2. Ask for volunteers when difficult or new challenges need to be started.
Ask for volunteers when you do not have organizational structure built in to solve the new problem. If a new challenge falls with in the tasking structure of your organization, there is no question about who will take on the job. If you supervise logistical support, embarkation, internal training and etc… and you need someone to lead efforts to gather dimensional data and weights for all of your shipping containers, clearly your embarking section should handle it because it falls within their job description.
So ask for volunteers when you don’t have a section or individual that usually handles the problem. When you ask for a volunteer, the person volunteering has to make a choice. They have to think about the new work load, the time commitment, and the benefits, challenges, and downsides of accepting the offer. They have to choose to take the reins. That choice endows them with a greater sense of responsibility for their work. Your team will get better results when your people are willing to own their work and when they take initiative. You can’t be everywhere and make every decision.
Avoid asking for volunteers during large gatherings. You risk getting someone volunteer for the task that is more interested in the associated attention and who doesn’t have the prerequisite skills. First think about who is most capable of taking on the challenge. Explain what you need to happen and the associate commitments, potential benefits, etc and then ask if they are willing to take on the challenge. The person you ask will feel honored that you trust them with the new undertaking. If time allows, give them time to think the decision over.
3. Allow your people to decide how something is done.
We don’t always get to choose what we are doing. Most of the time, you have a specific job that you and your team need to do. But within the bounds of our jobs there is a degree of freedom that we can exercise. How something gets done. There is a multitude of ways to get from A to B. Allow your people to decide how they get from A to B. Giving people choices as to how their job gets done gives them control over their work and enhances their internal drive to act. When we fully control how our people work, it zaps any sense of internal motivation to work and makes people disengage much like when the computer was the one making the decision as mentioned in the University of Pittsburgh experiment above.
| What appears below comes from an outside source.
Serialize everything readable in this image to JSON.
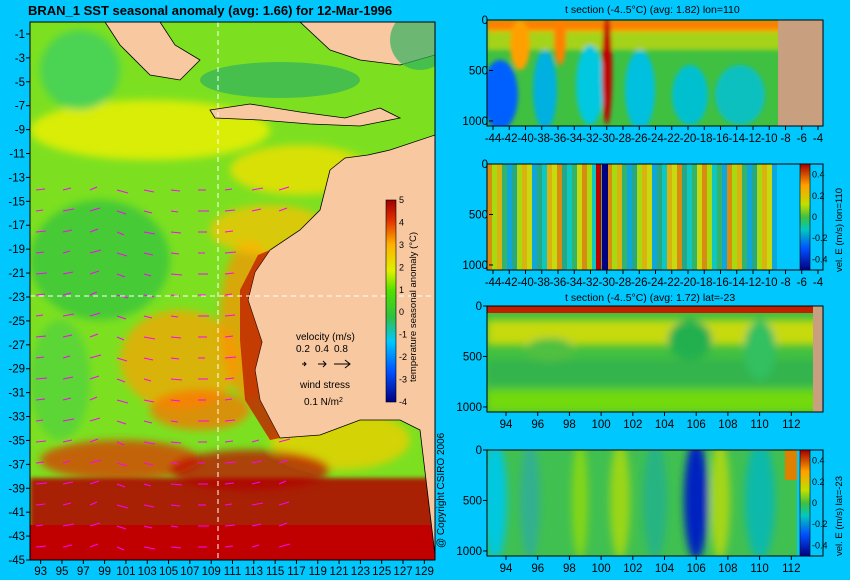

Don’t micromanage your people. Allow them to make decisions about how their work gets done. I am not saying you turn a blind eye to some questionable things your people may or may not do. Set boundaries on what you will allow. Some of the boundaries I set include: is it morally wrong? Legally wrong? Unsafe? Wasteful (time, money, resources)? Will it degrade the welfare of my team? If you see something questionable being done, ask why they are doing it that way. Ask if they have considered doing it an alternative way. There may be a good reason why something is being done a certain way.
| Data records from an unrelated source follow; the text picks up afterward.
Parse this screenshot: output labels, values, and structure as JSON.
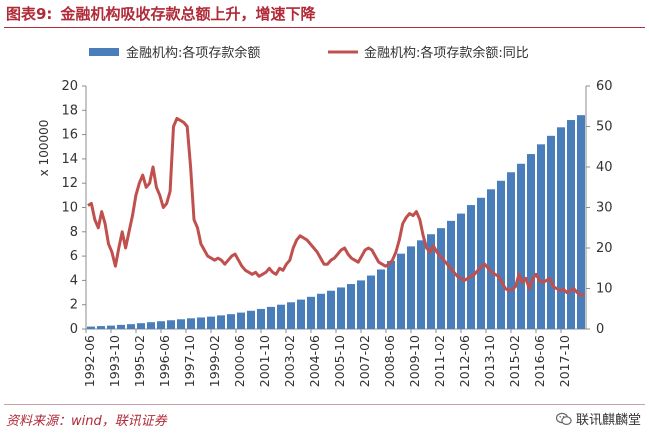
{
  "header": {
    "figure_label": "图表9:",
    "title": "金融机构吸收存款总额上升，增速下降"
  },
  "footer": {
    "source": "资料来源：wind，联讯证券",
    "wechat_label": "联讯麒麟堂",
    "wechat_icon": "wechat-icon"
  },
  "chart_data": {
    "type": "bar+line",
    "legend_placement": "top",
    "grid": false,
    "multiplier_label": "x 100000",
    "left_axis": {
      "min": 0,
      "max": 20,
      "ticks": [
        "0",
        "2",
        "4",
        "6",
        "8",
        "10",
        "12",
        "14",
        "16",
        "18",
        "20"
      ]
    },
    "right_axis": {
      "min": 0,
      "max": 60,
      "ticks": [
        "0",
        "10",
        "20",
        "30",
        "40",
        "50",
        "60"
      ]
    },
    "x_tick_labels": [
      "1992-06",
      "1993-10",
      "1995-02",
      "1996-06",
      "1997-10",
      "1999-02",
      "2000-06",
      "2001-10",
      "2003-02",
      "2004-06",
      "2005-10",
      "2007-02",
      "2008-06",
      "2009-10",
      "2011-02",
      "2012-06",
      "2013-10",
      "2015-02",
      "2016-06",
      "2017-10"
    ],
    "series": [
      {
        "name": "金融机构:各项存款余额",
        "kind": "bar",
        "axis": "left",
        "color": "#4a7ebb",
        "values": [
          0.2,
          0.24,
          0.28,
          0.34,
          0.4,
          0.48,
          0.56,
          0.64,
          0.72,
          0.8,
          0.88,
          0.95,
          1.02,
          1.12,
          1.22,
          1.35,
          1.5,
          1.65,
          1.82,
          2.0,
          2.2,
          2.42,
          2.65,
          2.9,
          3.15,
          3.42,
          3.7,
          4.0,
          4.4,
          4.9,
          5.6,
          6.2,
          6.8,
          7.3,
          7.8,
          8.3,
          8.9,
          9.5,
          10.2,
          10.8,
          11.5,
          12.2,
          12.9,
          13.6,
          14.4,
          15.2,
          15.9,
          16.6,
          17.2,
          17.6
        ]
      },
      {
        "name": "金融机构:各项存款余额:同比",
        "kind": "line",
        "axis": "right",
        "color": "#c0504d",
        "values": [
          30.5,
          31.0,
          27.0,
          25.0,
          29.0,
          26.0,
          21.0,
          19.0,
          15.5,
          20.0,
          24.0,
          20.0,
          24.0,
          28.0,
          33.0,
          36.0,
          38.0,
          35.0,
          36.0,
          40.0,
          35.0,
          33.0,
          30.0,
          31.0,
          34.0,
          50.0,
          52.0,
          51.5,
          51.0,
          50.0,
          40.0,
          27.0,
          25.0,
          21.0,
          19.5,
          18.0,
          17.5,
          17.0,
          17.5,
          17.0,
          16.0,
          17.0,
          18.0,
          18.5,
          17.0,
          15.5,
          14.5,
          14.0,
          13.5,
          14.0,
          13.0,
          13.5,
          14.0,
          15.0,
          14.0,
          13.5,
          15.0,
          14.5,
          16.0,
          17.0,
          20.0,
          22.0,
          23.0,
          22.5,
          22.0,
          21.0,
          20.0,
          19.0,
          17.5,
          16.0,
          16.0,
          17.0,
          17.5,
          18.5,
          19.5,
          20.0,
          18.5,
          17.5,
          17.0,
          16.5,
          18.0,
          19.5,
          20.0,
          19.5,
          18.0,
          16.5,
          16.0,
          15.5,
          16.0,
          17.0,
          19.0,
          22.0,
          26.0,
          27.5,
          28.5,
          28.0,
          29.0,
          27.0,
          23.0,
          20.0,
          19.0,
          20.5,
          19.0,
          18.0,
          17.0,
          16.0,
          15.0,
          14.0,
          13.0,
          12.5,
          12.0,
          12.5,
          13.0,
          13.5,
          14.5,
          15.5,
          16.0,
          15.0,
          14.0,
          13.5,
          13.0,
          11.5,
          10.0,
          9.5,
          9.8,
          10.5,
          13.5,
          11.5,
          12.5,
          10.0,
          12.5,
          13.5,
          12.0,
          11.5,
          12.0,
          12.5,
          10.5,
          10.0,
          9.5,
          9.8,
          9.0,
          9.5,
          10.0,
          9.0,
          8.5,
          8.2
        ]
      }
    ]
  }
}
A good plan with support is often better than a perfect plan with no support.
To summarize, choice is key in motivating our people. You can create an environment where you team feels a greater sense of control and responsibility when you allow your people to make choices. Three ways to incorporate choice into your work place are: asking for input, asking for volunteers, and allowing your people to choose how they do their job. I hope this post helps your team’s performance and welfare.